One year ago today…
I woke up at 5:30 am, unable to sleep or calm my nerves. It was the beginning of a new chapter - life on my own as a Peace Corps Volunteer. I had completed the necessary training. I took an oath to become a Peace Corps Volunteer. I packed my bags. And I mentally prepared myself for moving to my village as much as I thought I could.
I went to the education center to gather the rest of my belongings and wait for my ride to come and take me to my new village. One by one, I hugged my fellow volunteers goodbye as they went on their way to their new sites. I sat and waited, and waited, and waited. Our car was several hours late, so needless to say, I was excited to load up the car and head out of Kanye.
I remember being crammed into the back of a Toyota corolla, with my kitty cat in my lap, looking out the window at the golden sunlight dancing upon the desert vegetation. I remember thinking to myself, "This is it. You're really doing this!".
I had no idea what to expect. I had no clue what I was in for. Over four hours later, we pulled into Kang. I could only see part of my village out of my window, as the rest was blocked by my belongings, as well as the other PCVs I was riding with. I still didn't know if I had a house to live in, as that was never communicated to me. I remember thinking, "I'm fine sleeping in the back of an ambulance. Just let me lay down and be happy to be in my village."
Much to my surprise, I was swept into the welcoming arms of the nurse-charge and the chief medical officer. They loaded my bags into their cars, whisked me away into the village, and proudly announced that I had a beautiful home waiting for me.
Bags were unloaded, basic instructions were given to find the clinic in the morning, a candle was lit, and off they went. Deep breaths. I had a new house. The doors locked. There was no electricity. No stove. Just an empty house and a new beginning.

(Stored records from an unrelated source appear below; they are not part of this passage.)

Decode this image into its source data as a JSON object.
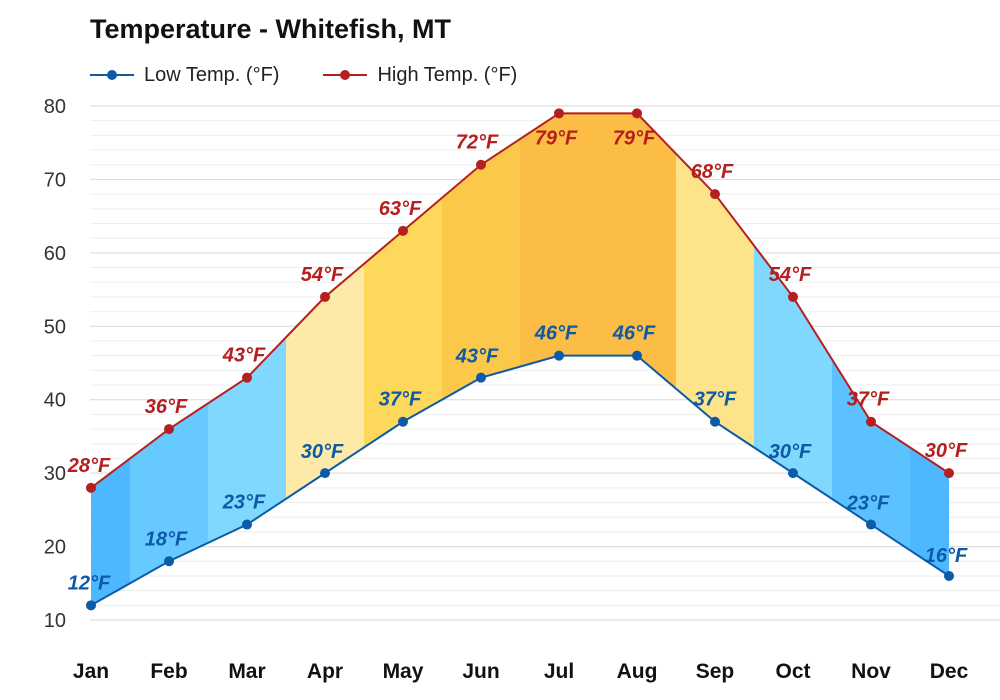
{
  "chart_data": {
    "type": "line",
    "title": "Temperature - Whitefish, MT",
    "categories": [
      "Jan",
      "Feb",
      "Mar",
      "Apr",
      "May",
      "Jun",
      "Jul",
      "Aug",
      "Sep",
      "Oct",
      "Nov",
      "Dec"
    ],
    "series": [
      {
        "name": "Low Temp. (°F)",
        "color": "#0d5aa7",
        "values": [
          12,
          18,
          23,
          30,
          37,
          43,
          46,
          46,
          37,
          30,
          23,
          16
        ]
      },
      {
        "name": "High Temp. (°F)",
        "color": "#b51f1f",
        "values": [
          28,
          36,
          43,
          54,
          63,
          72,
          79,
          79,
          68,
          54,
          37,
          30
        ]
      }
    ],
    "data_labels": {
      "low": [
        "12°F",
        "18°F",
        "23°F",
        "30°F",
        "37°F",
        "43°F",
        "46°F",
        "46°F",
        "37°F",
        "30°F",
        "23°F",
        "16°F"
      ],
      "high": [
        "28°F",
        "36°F",
        "43°F",
        "54°F",
        "63°F",
        "72°F",
        "79°F",
        "79°F",
        "68°F",
        "54°F",
        "37°F",
        "30°F"
      ]
    },
    "y_ticks": [
      "10",
      "20",
      "30",
      "40",
      "50",
      "60",
      "70",
      "80"
    ],
    "ylim": [
      10,
      80
    ],
    "grid": true,
    "legend_position": "top-left",
    "band_colors": [
      "#4db8ff",
      "#66c9ff",
      "#80d8ff",
      "#fde9a8",
      "#fdd85a",
      "#fcc84a",
      "#fbbd45",
      "#fbbd45",
      "#fde38a",
      "#80d8ff",
      "#5cc2ff",
      "#4db8ff"
    ]
  }
}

I pulled out my groceries, made a PB&J, said a few prayers, and reassured myself that I would grow out of my fear of the dark and eventually figure out my role as a Peace Corps Volunteer in Kang.
Phew. Then my eyelids finally closed...I had made it.
I decided to sleep in since I will be working all through the weekend. I gave myself a few extra hours to get some things done… I made coffee, did my devotion, baked a cake, did yoga, and took a bucket bath (a bath alone is an impressive feat during the winter here). I gathered all my things, set off for the clinic ready to tackle my to do list.
Upon arriving at the clinic, I chatted with a few coworkers and villagers about how things were going in their lives. I moseyed on over to the staff room to check for updates and new savingrams (memos). Then, off to my office to start crossing things off my list. Plan activities to teach about STDs? Check. Google disgusting pictures of STDs to scare the living crap out of high school boys? Check. Gather material about SMC (Safe male circumcision) ? Check. Compile questions for pre and post tests at the camp this weekend? Check.
Time's up. Gotta go to the primary school. I headed to the primary school to meet with the PACT (peer approach to counseling by teens) group. We discussed several topics throughout the lesson (confidentiality, how to be a good peer leader, active listening, etc), played a few games, gave them all hugs, and wished them luck on their end of term exams coming up.
Then I went back to the clinic to finish preparing for the Boys GLOW (Girls & Guys Leading Our World) camp this weekend. After finishing up, I went home to pick up the cake and walked to the house of one of my closest friends in the village. It was her birthday and I wanted to give her my love.
I hugged, kissed, and spun her daughter around in circles upon arrival. I met the newest little one in her family, a chubby lil bright eyed baby named after her, Tshegofatso. I gave her a card, full of love and encouraging words, which she passed to everyone to read :o) We sang her happy birthday, cut the cake & I watched them dig into the chocolately goodness. After the sugar rush, she and I walked towards the village together and she told me, "Boitshepo. No one has ever made me a cake. That's the first birthday card I've had in my life. I've never had my own."
We hugged and smiled as we parted ways… she went to church, I headed home. At home, I made dinner, had a cup of coffee, chatted with Michael, and sent off a bunch of emails to other SVAC advisors about the global PC database. I felt myself get a little overwhelmed with my to do list I still hadn't accomplished, and then I smiled… I'm busy. I'm doing things. I'm home. I'm happy. I can't really complain.
Tomorrow, PCVs will start arriving to help with camp all weekend. We'll educate, empower, and encourage high school boys to take full responsibility for their lives and reach their full potential. We'll be doing our best to make an impact.
So, although I'm drinking coffee and staying up late again to get things done, I'm happy with how far things have come in my life in the past year.
* * * * *
Drastic changes, all in a years time.
One year ago today, I swore in as a Peace Corps Volunteer. One year from now, I will go home as a Returned Peace Corps Volunteer.
I'm every emotion you can imagine. But regardless, I wouldn’t change any of it. My life is exactly how it should be. I wouldn’t want it any other way.